Les Délégations

Les jours suivants passèrent sans encombre pour Harry, mis à part peut-être le cours de Défense contre les Forces du Mal où l'imposteur leur jeta le sortilège de l'Imperium et où Harry dut faire tout son possible pour ne pas le fracasser contre le mur ni trop lui révéler de l'étendue de ses propre pouvoirs.

Le reste des élèves de quatrième année avaient été frappés par l'augmentation sensible de la quantité de travail qu'on leur imposait. Le professeur McGonagall leur en expliqua la raison après que toute la classe, sauf Harry, eut accueilli d'un grognement particulièrement sonore l'annonce des devoirs de métamorphose qu'elle avait décidé de leur donner.

— Vous entrez désormais dans une phase très importante de votre apprentissage de la magie ! leur dit-elle, le regard dangereusement étincelant derrière ses lunettes rectangulaires. Vos Brevets Universels de Sorcellerie Élémentaire approchent…

— On n'a pas de BUSE à passer avant la cinquième année ! s'indigna Dean Thomas.

— C'est possible, Thomas, mais croyez-moi, vous avez grand besoin de vous y préparer ! Miss Granger et Mr Potter sont les seuls élèves de cette classe qui aient réussi à transformer un hérisson en une pelote d'épingles acceptable.
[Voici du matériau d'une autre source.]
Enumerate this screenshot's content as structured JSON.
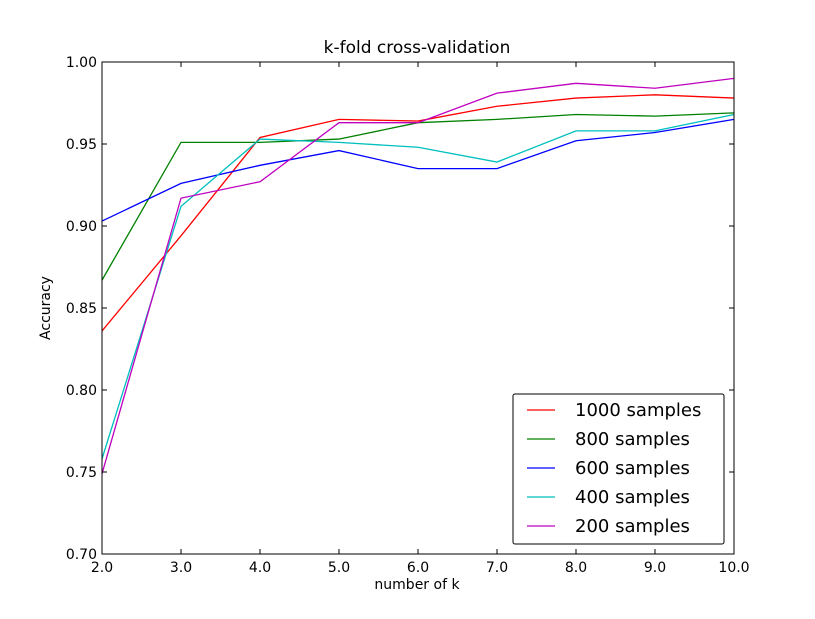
{
  "chart_data": {
    "type": "line",
    "title": "k-fold cross-validation",
    "xlabel": "number of k",
    "ylabel": "Accuracy",
    "xlim": [
      2.0,
      10.0
    ],
    "ylim": [
      0.7,
      1.0
    ],
    "xticks": [
      2.0,
      3.0,
      4.0,
      5.0,
      6.0,
      7.0,
      8.0,
      9.0,
      10.0
    ],
    "xtick_labels": [
      "2.0",
      "3.0",
      "4.0",
      "5.0",
      "6.0",
      "7.0",
      "8.0",
      "9.0",
      "10.0"
    ],
    "yticks": [
      0.7,
      0.75,
      0.8,
      0.85,
      0.9,
      0.95,
      1.0
    ],
    "ytick_labels": [
      "0.70",
      "0.75",
      "0.80",
      "0.85",
      "0.90",
      "0.95",
      "1.00"
    ],
    "grid": false,
    "legend_position": "lower-right",
    "x": [
      2,
      3,
      4,
      5,
      6,
      7,
      8,
      9,
      10
    ],
    "series": [
      {
        "name": "1000 samples",
        "color": "#ff0000",
        "values": [
          0.836,
          0.894,
          0.954,
          0.965,
          0.964,
          0.973,
          0.978,
          0.98,
          0.978
        ]
      },
      {
        "name": "800 samples",
        "color": "#008000",
        "values": [
          0.867,
          0.951,
          0.951,
          0.953,
          0.963,
          0.965,
          0.968,
          0.967,
          0.969
        ]
      },
      {
        "name": "600 samples",
        "color": "#0000ff",
        "values": [
          0.903,
          0.926,
          0.937,
          0.946,
          0.935,
          0.935,
          0.952,
          0.957,
          0.965
        ]
      },
      {
        "name": "400 samples",
        "color": "#00bfbf",
        "values": [
          0.758,
          0.912,
          0.953,
          0.951,
          0.948,
          0.939,
          0.958,
          0.958,
          0.968
        ]
      },
      {
        "name": "200 samples",
        "color": "#bf00bf",
        "values": [
          0.749,
          0.917,
          0.927,
          0.963,
          0.963,
          0.981,
          0.987,
          0.984,
          0.99
        ]
      }
    ]
  }
}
Je vous rappellerai, Thomas, que votre pelote à vous se recroqueville de terreur dès qu'on l'approche avec une épingle !

Harry suivait avec humour, sans toutefois trop le manifester, les déconvenues du reste de sa classe face à leurs devoirs.

Lorsqu'ils arrivèrent dans le hall d'entrée, après un cours de Soins aux Créatures Magiques particulièrement éprouvant, il y avait un tel monde qu'ils eurent du mal à avancer. Les élèves étaient agglutinés autour d'une grande pancarte installée au pied de l'escalier de marbre. Ron, qui était le plus grand des trois, se dressa sur la pointe des pieds pour essayer de lire par-dessus les têtes ce qui était écrit sur la pancarte :

TOURNOI DES TROIS SORCIERS

Les délégations de Beauxbâtons et de Durmstrang arriveront le vendredi 30 octobre à 18 heures. En conséquence, les cours prendront fin une demi-heure plus tôt que d'habitude. Les élèves rapporteront leurs affaires dans les dortoirs et se rassembleront devant le château pour accueillir nos invités avant le banquet de bienvenue.

— Plus qu'une semaine ! dit Ernie MacMillan, un élève de Poufsouffle, le regard brillant. Je me demande si Cédric est au courant ? Je ferais bien d'aller le lui dire…

Et il partit en courant.

— Cédric ? dit Ron d'un air étonné.

— Diggory, soupira Harry. Il est… heu, il va être candidat au tournoi.

— Cet idiot, champion de Poudlard ? s'indigna Ron tandis qu'ils se frayaient un chemin parmi la foule en direction de l'escalier.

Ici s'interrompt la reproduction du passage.